Au regard de l’espérance lumineuse qui fait courir les chrétiens aujourd’hui, celle des hommes de l’Ancien Testament paraît bien terne ! On peut en effet être surpris que l’auteur du livre de l’Ecclésiaste – qui se présente comme un sage sous les traits du roi Salomon –  reconnaisse avec lucidité et grande vénération que Dieu a « implanté au tréfonds de l’être humain le sens de l’éternité » (Ecclésiaste 3.11, La Bible du Semeur)… avant de confesser finalement l’aspect décevant de la vie humaine qui s’achève par la vieillesse et la mort (Ecclésiaste 12.1-7, 3.19-20) !
Paradoxalement, tandis que depuis longtemps les adeptes de certaines religions polythéistes de l’ancien Orient croient fermement à la résurrection et à une vie future, les enfants d’Israël, eux, s’ouvrent en dernier à cette croyance… et semblent voués inexorablement à la désespérance quant à l’au-delà ! Ce n’est en fait que tardivement, vers la fin de l’Exil (soit entre 550 et 539 avant Jésus-Christ), qu’ils découvrent – ou redécouvrent (1) – progressivement l’idée d’éternité. Un comble pour le peuple qui deviendra celui de l’espérance ! Attardons-nous un instant sur ces questions.

Une vision d’éternité commune à tous les peuples anciens
La croyance en une « survie de l’individu » après la mort semble remonter aux origines de l’espèce humaine et de tout temps, dans toutes les civilisations, ce qui peut paraître étonnant, une grande majorité s’est ralliée à l’idée que l’homme est immortel par nature.
« Ce qui est commun aux religions, [écrit le scientifique et ancien ministre Claude Allègre] depuis celles des Sumériens ou des Égyptiens en passant par celles des Perses, des Babyloniens, des Assyriens, des Indiens ou des Chinois jusqu’à celles qui inspirent les Sepik de Nouvelle-Guinée ou les Indiens d’Amazonie, c’est qu’elles ont toutes développé le concept de dieu, de transcendance et d’au-delà, faisant toutes espérer aux meilleurs, l’immortalité (2). »
Plus de 2000 ans avant J.-C., l’Egypte pharaonique est certainement l’une des premières civilisations à s’édifier dans la perspective de l’éternité. Les Egyptiens en effet, tout en reconnaissant la brièveté du temps terrestre, croient en une autre forme d’existence. Osiris, mort et ressuscité, devenu dieu de l’au-delà, leur apporte l’assurance d’une survie éternelle.
Environ 13 siècles plus tard, sur la base d’une espérance similaire, le philosophe persan Zoroastre (fondateur du zoroastrisme, ancienne religion de la Perse) promet à ses disciples l’avènement d’un sauveur suprême, Saoshyant, qui présidera à la résurrection et à l’émergence d’une vie éternelle après la mort. Notons que le zoroastrisme, religion dualiste fondée sur la lutte permanente entre un Dieu bon (Ahura Mazdâ) et un démon (Ahriman) enseigne aussi le libre arbitre, le jugement final, l’enfer, le paradis et la victoire finale du bien sur le mal. Ce qui représente, soit dit en passant, une sorte de préfiguration du christianisme… en tout cas, une incontestable révolution religieuse au début du VIIe siècle avant J.-C. !
Curieusement donc, en ce qui concerne cette idée de survie post mortem, les Hébreux restent imperméables à toute influence, égyptienne notamment. Face à la vision d’éternité commune à beaucoup de religions antiques, ils ne se lassent pas de nourrir une vague espérance dont ils semblent se satisfaire, mais qui toutefois se précise graduellement au cours des siècles.

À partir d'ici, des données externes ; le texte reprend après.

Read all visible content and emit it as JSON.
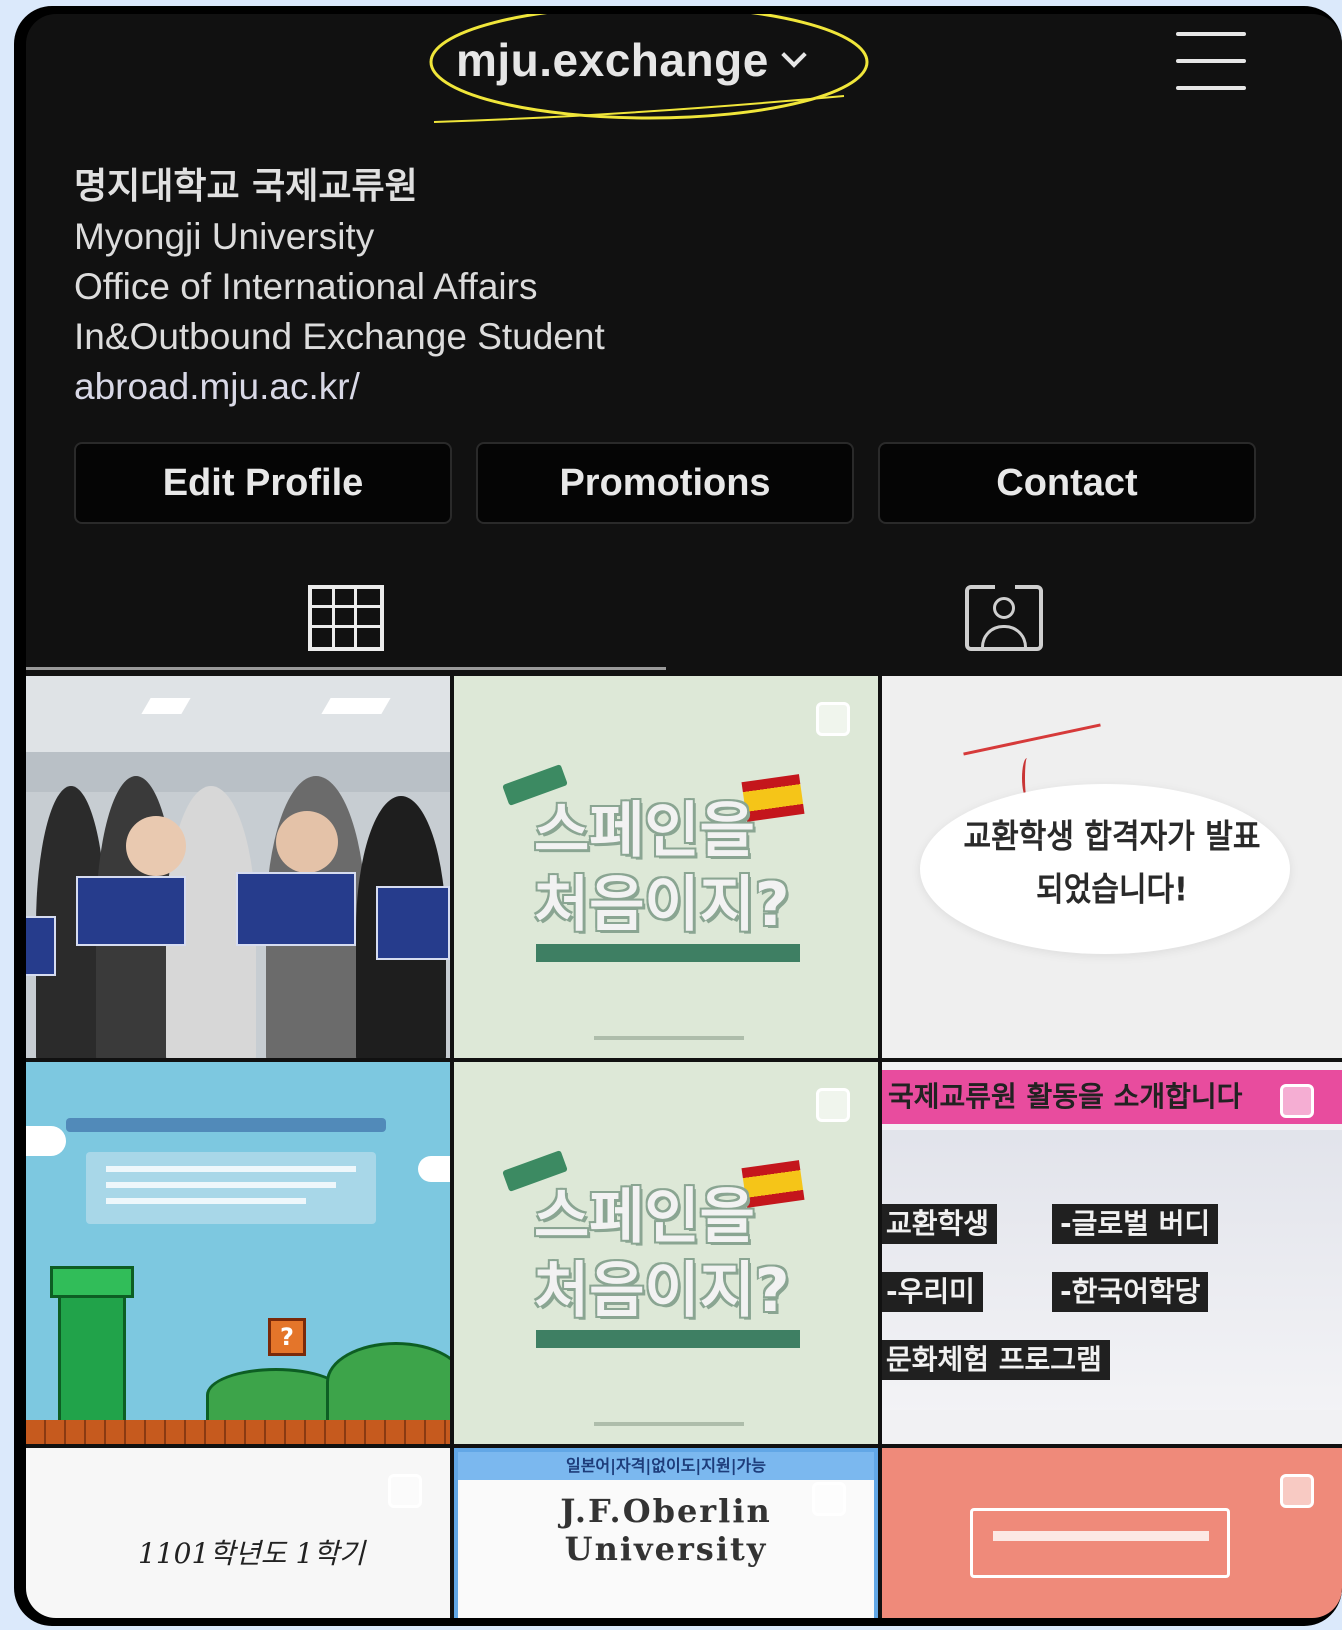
{
  "header": {
    "username": "mju.exchange"
  },
  "bio": {
    "name": "명지대학교 국제교류원",
    "lines": [
      "Myongji University",
      "Office of International Affairs",
      "In&Outbound Exchange Student"
    ],
    "link": "abroad.mju.ac.kr/"
  },
  "buttons": {
    "edit_profile": "Edit Profile",
    "promotions": "Promotions",
    "contact": "Contact"
  },
  "posts": {
    "spain_title": "스페인을\n처음이지?",
    "notice_text": "교환학생 합격자가 발표 되었습니다!",
    "pink_header": "국제교류원 활동을 소개합니다",
    "pink_labels": [
      "교환학생",
      "-글로벌 버디",
      "-우리미",
      "-한국어학당",
      "문화체험 프로그램"
    ],
    "white_post_text": "1101학년도 1학기",
    "oberlin_bar": "일본어|자격|없이도|지원|가능",
    "oberlin_text": "J.F.Oberlin\nUniversity"
  },
  "colors": {
    "background": "#dbe9fb",
    "screen": "#111111",
    "highlight": "#f0e63a"
  },
  "icons": {
    "menu": "hamburger-menu-icon",
    "grid": "grid-icon",
    "tagged": "tagged-person-icon",
    "dropdown": "chevron-down-icon"
  }
}
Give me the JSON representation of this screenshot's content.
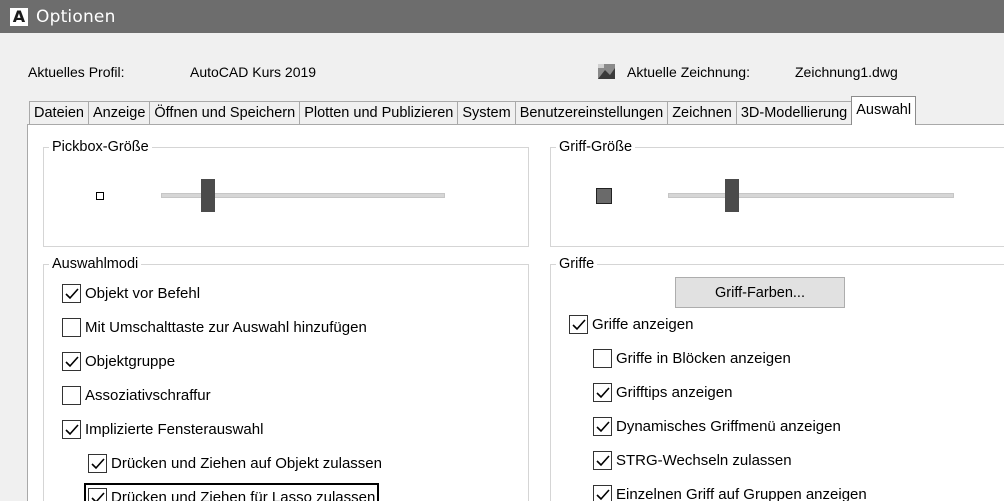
{
  "window": {
    "title": "Optionen",
    "logo_letter": "A"
  },
  "profile": {
    "label": "Aktuelles Profil:",
    "value": "AutoCAD Kurs 2019",
    "drawing_label": "Aktuelle Zeichnung:",
    "drawing_value": "Zeichnung1.dwg"
  },
  "tabs": [
    {
      "label": "Dateien",
      "active": false
    },
    {
      "label": "Anzeige",
      "active": false
    },
    {
      "label": "Öffnen und Speichern",
      "active": false
    },
    {
      "label": "Plotten und Publizieren",
      "active": false
    },
    {
      "label": "System",
      "active": false
    },
    {
      "label": "Benutzereinstellungen",
      "active": false
    },
    {
      "label": "Zeichnen",
      "active": false
    },
    {
      "label": "3D-Modellierung",
      "active": false
    },
    {
      "label": "Auswahl",
      "active": true
    }
  ],
  "pickbox": {
    "title": "Pickbox-Größe"
  },
  "grip_size": {
    "title": "Griff-Größe"
  },
  "selection_modes": {
    "title": "Auswahlmodi",
    "items": [
      {
        "label": "Objekt vor Befehl",
        "checked": true
      },
      {
        "label": "Mit Umschalttaste zur Auswahl hinzufügen",
        "checked": false
      },
      {
        "label": "Objektgruppe",
        "checked": true
      },
      {
        "label": "Assoziativschraffur",
        "checked": false
      },
      {
        "label": "Implizierte Fensterauswahl",
        "checked": true
      },
      {
        "label": "Drücken und Ziehen auf Objekt zulassen",
        "checked": true
      },
      {
        "label": "Drücken und Ziehen für Lasso zulassen",
        "checked": true
      }
    ]
  },
  "grips": {
    "title": "Griffe",
    "color_button": "Griff-Farben...",
    "items": [
      {
        "label": "Griffe anzeigen",
        "checked": true
      },
      {
        "label": "Griffe in Blöcken anzeigen",
        "checked": false
      },
      {
        "label": "Grifftips anzeigen",
        "checked": true
      },
      {
        "label": "Dynamisches Griffmenü anzeigen",
        "checked": true
      },
      {
        "label": "STRG-Wechseln zulassen",
        "checked": true
      },
      {
        "label": "Einzelnen Griff auf Gruppen anzeigen",
        "checked": true
      }
    ]
  }
}
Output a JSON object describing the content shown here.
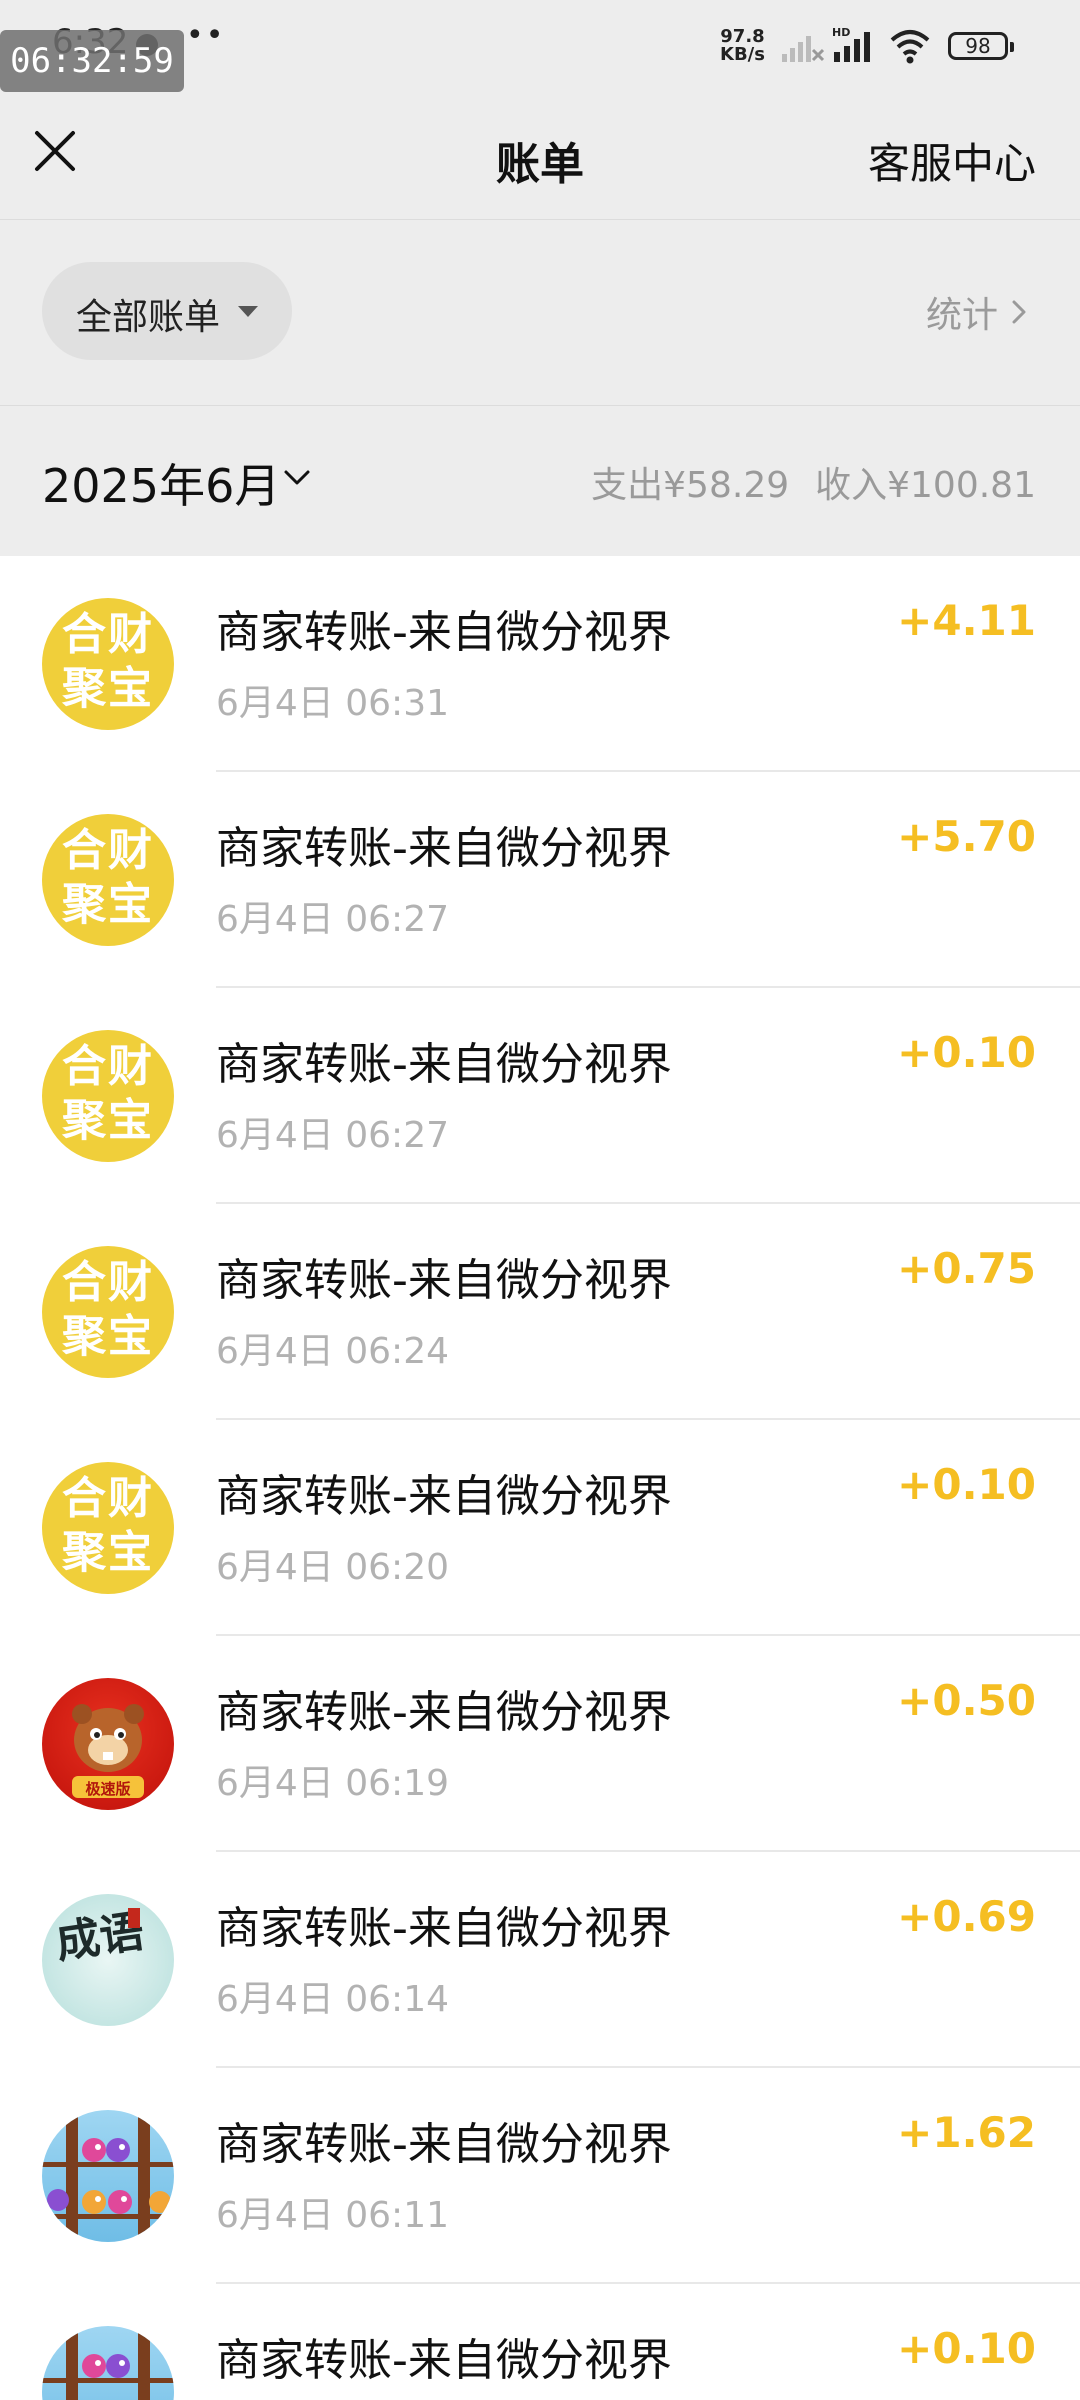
{
  "status_bar": {
    "time": "6:32",
    "more": "••",
    "overlay_clock": "06:32:59",
    "net_speed_value": "97.8",
    "net_speed_unit": "KB/s",
    "hd_label": "HD",
    "battery": "98"
  },
  "nav": {
    "title": "账单",
    "service_label": "客服中心"
  },
  "filter": {
    "label": "全部账单",
    "stats_label": "统计"
  },
  "month": {
    "label": "2025年6月",
    "expense": "支出¥58.29",
    "income": "收入¥100.81"
  },
  "colors": {
    "amount": "#f5be22",
    "background": "#ededed",
    "list_background": "#ffffff"
  },
  "bills": [
    {
      "title": "商家转账-来自微分视界",
      "time": "6月4日 06:31",
      "amount": "+4.11",
      "avatar_icon": "gold-treasure-icon",
      "avatar_text": "合财\n聚宝"
    },
    {
      "title": "商家转账-来自微分视界",
      "time": "6月4日 06:27",
      "amount": "+5.70",
      "avatar_icon": "gold-treasure-icon",
      "avatar_text": "合财\n聚宝"
    },
    {
      "title": "商家转账-来自微分视界",
      "time": "6月4日 06:27",
      "amount": "+0.10",
      "avatar_icon": "gold-treasure-icon",
      "avatar_text": "合财\n聚宝"
    },
    {
      "title": "商家转账-来自微分视界",
      "time": "6月4日 06:24",
      "amount": "+0.75",
      "avatar_icon": "gold-treasure-icon",
      "avatar_text": "合财\n聚宝"
    },
    {
      "title": "商家转账-来自微分视界",
      "time": "6月4日 06:20",
      "amount": "+0.10",
      "avatar_icon": "gold-treasure-icon",
      "avatar_text": "合财\n聚宝"
    },
    {
      "title": "商家转账-来自微分视界",
      "time": "6月4日 06:19",
      "amount": "+0.50",
      "avatar_icon": "beaver-mascot-icon",
      "avatar_text": "极速版"
    },
    {
      "title": "商家转账-来自微分视界",
      "time": "6月4日 06:14",
      "amount": "+0.69",
      "avatar_icon": "idiom-game-icon",
      "avatar_text": "成语"
    },
    {
      "title": "商家转账-来自微分视界",
      "time": "6月4日 06:11",
      "amount": "+1.62",
      "avatar_icon": "bird-sort-game-icon",
      "avatar_text": ""
    },
    {
      "title": "商家转账-来自微分视界",
      "time": "",
      "amount": "+0.10",
      "avatar_icon": "bird-sort-game-icon",
      "avatar_text": ""
    }
  ]
}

De l’espérance terrestre à l’espérance céleste
Ce n’est en effet qu’à l’époque de la rédaction du livre de Daniel que le peuple juif arrive enfin à croire peu à peu en la résurrection et en une vie après la mort. Durant de très nombreux siècles, étonnamment celui-ci se contente d’une espérance terrestre sans vision d’éternité, ou tout au plus d’une espérance en une survie nationale.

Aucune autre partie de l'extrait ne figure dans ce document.